Si l’ensemble de notre société était à l’image du public des arènes, nul doute que les rapports humains en seraient profondément modifiés au regard du système de valeurs qui préside au comportement du premier.

Ce qui constitue une constante d’un pays taurin à l’autre, d’un continent à l’autre, et permet d'affirmer que les valeurs que véhicule la tauromachie produisent des normes de comportement tout à la fois morales, éthiques et esthétiques qui interdisent par exemple au public des arènes le type de comportement que l’on doit parfois déplorer au niveau de celui des stades notamment.

La raison en est simple : le spectacle tauromachique est un vecteur de sens qui au lieu d’opposer des factions rivales dans une surenchère de passions menant parfois au conflit, tend à unir son public dans une communion parfaite lorsque l’idéal que partagent chacun de ceux qui le composent leur paraît être atteint.

Un idéal complexe qui, chez les aficionados passionnés et bien sûr chez les toreros, débouche souvent sur une véritable éthique de vie en ce sens que les valeurs que l’on recherche dans l’arène, soit pour les partager, soit pour les exprimer, deviennent indissociable de l’existence même.

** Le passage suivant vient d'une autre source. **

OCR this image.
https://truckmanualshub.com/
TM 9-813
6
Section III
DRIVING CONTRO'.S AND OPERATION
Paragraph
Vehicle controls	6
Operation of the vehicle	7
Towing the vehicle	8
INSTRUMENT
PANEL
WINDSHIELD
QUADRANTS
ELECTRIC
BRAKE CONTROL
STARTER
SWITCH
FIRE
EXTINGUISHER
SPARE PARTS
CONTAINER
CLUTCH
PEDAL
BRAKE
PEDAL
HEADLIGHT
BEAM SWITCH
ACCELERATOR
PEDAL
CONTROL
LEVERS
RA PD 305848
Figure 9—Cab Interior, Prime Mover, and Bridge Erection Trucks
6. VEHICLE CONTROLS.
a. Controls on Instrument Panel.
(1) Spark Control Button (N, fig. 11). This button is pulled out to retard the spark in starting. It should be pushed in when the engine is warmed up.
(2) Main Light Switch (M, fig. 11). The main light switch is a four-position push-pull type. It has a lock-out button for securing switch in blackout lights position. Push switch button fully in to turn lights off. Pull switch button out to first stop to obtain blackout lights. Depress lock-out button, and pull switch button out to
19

On est torero, et aficionado, dans l’arène et dans la vie.

En ce sens, le public des arènes possède souvent cette élégance qu’il vient chercher chez les toreros, cette dignité face à la mort qui devient un idéal de vie exemplaire dans une société où la première est de plus en plus occultée et où l’emprise grandissante du virtuel induit le risque d’une abstraction du réel.

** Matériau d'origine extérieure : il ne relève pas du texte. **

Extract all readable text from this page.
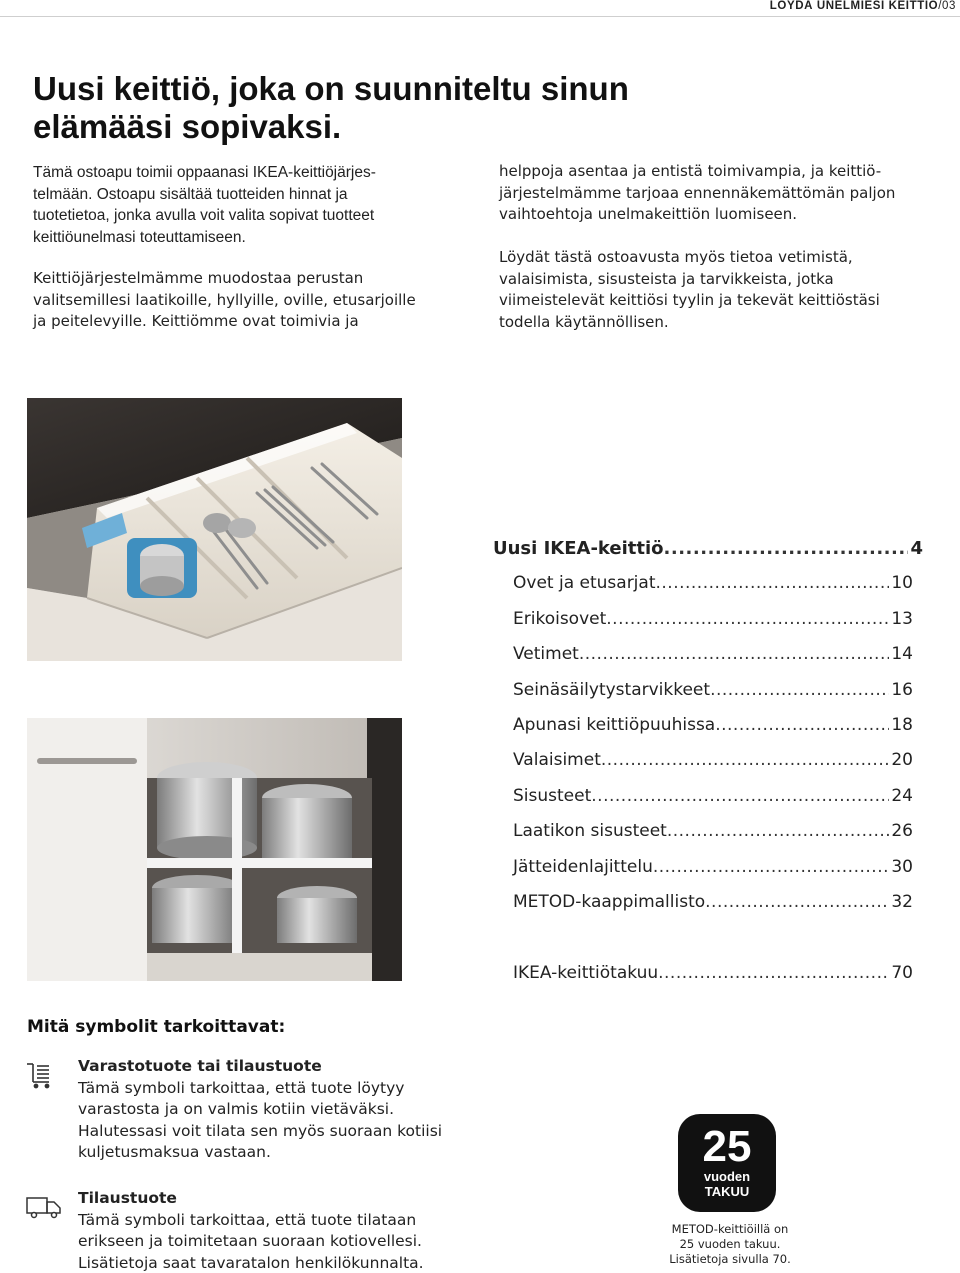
LÖYDÄ UNELMIESI KEITTIÖ/03
Uusi keittiö, joka on suunniteltu sinun
elämääsi sopivaksi.
Tämä ostoapu toimii oppaanasi IKEA-keittiöjärjes-
telmään. Ostoapu sisältää tuotteiden hinnat ja
tuotetietoa, jonka avulla voit valita sopivat tuotteet
keittiöunelmasi toteuttamiseen.
Keittiöjärjestelmämme muodostaa perustan
valitsemillesi laatikoille, hyllyille, oville, etusarjoille
ja peitelevyille. Keittiömme ovat toimivia ja
helppoja asentaa ja entistä toimivampia, ja keittiö-
järjestelmämme tarjoaa ennennäkemättömän paljon
vaihtoehtoja unelmakeittiön luomiseen.
Löydät tästä ostoavusta myös tietoa vetimistä,
valaisimista, sisusteista ja tarvikkeista, jotka
viimeistelevät keittiösi tyylin ja tekevät keittiöstäsi
todella käytännöllisen.
Uusi IKEA-keittiö .....	4
Ovet ja etusarjat .....	10
Erikoisovet .....	13
Vetimet .....	14
Seinäsäilytystarvikkeet .....	16
Apunasi keittiöpuuhissa .....	18
Valaisimet .....	20
Sisusteet .....	24
Laatikon sisusteet .....	26
Jätteidenlajittelu .....	30
METOD-kaappimallisto .....	32
IKEA-keittiötakuu .....	70
Mitä symbolit tarkoittavat:
Varastotuote tai tilaustuote
Tämä symboli tarkoittaa, että tuote löytyy
varastosta ja on valmis kotiin vietäväksi.
Halutessasi voit tilata sen myös suoraan kotiisi
kuljetusmaksua vastaan.
Tilaustuote
Tämä symboli tarkoittaa, että tuote tilataan
erikseen ja toimitetaan suoraan kotiovellesi.
Lisätietoja saat tavaratalon henkilökunnalta.
25
vuoden
TAKUU
METOD-keittiöillä on
25 vuoden takuu.
Lisätietoja sivulla 70.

On peut donc prétendre sans risque qu’il existe un style de vie propre à tous ceux qui se reconnaissent dans les valeurs de la tauromachie, au nombre desquelles, sans que la liste soit limitative, on peut citer : la notion de tradition si décriée lorsqu’on évoque celle des régions taurines, la solidarité face au danger, le dépassement de soi, l’entraide, la persévérance, la loyauté, le respect des règles, le sens des responsabilités, de l’équité et du partage…

Mais aussi le goût de la vérité, à l'opposé de celui du mensonge et de la caricature véhiculés le plus souvent aujourd'hui.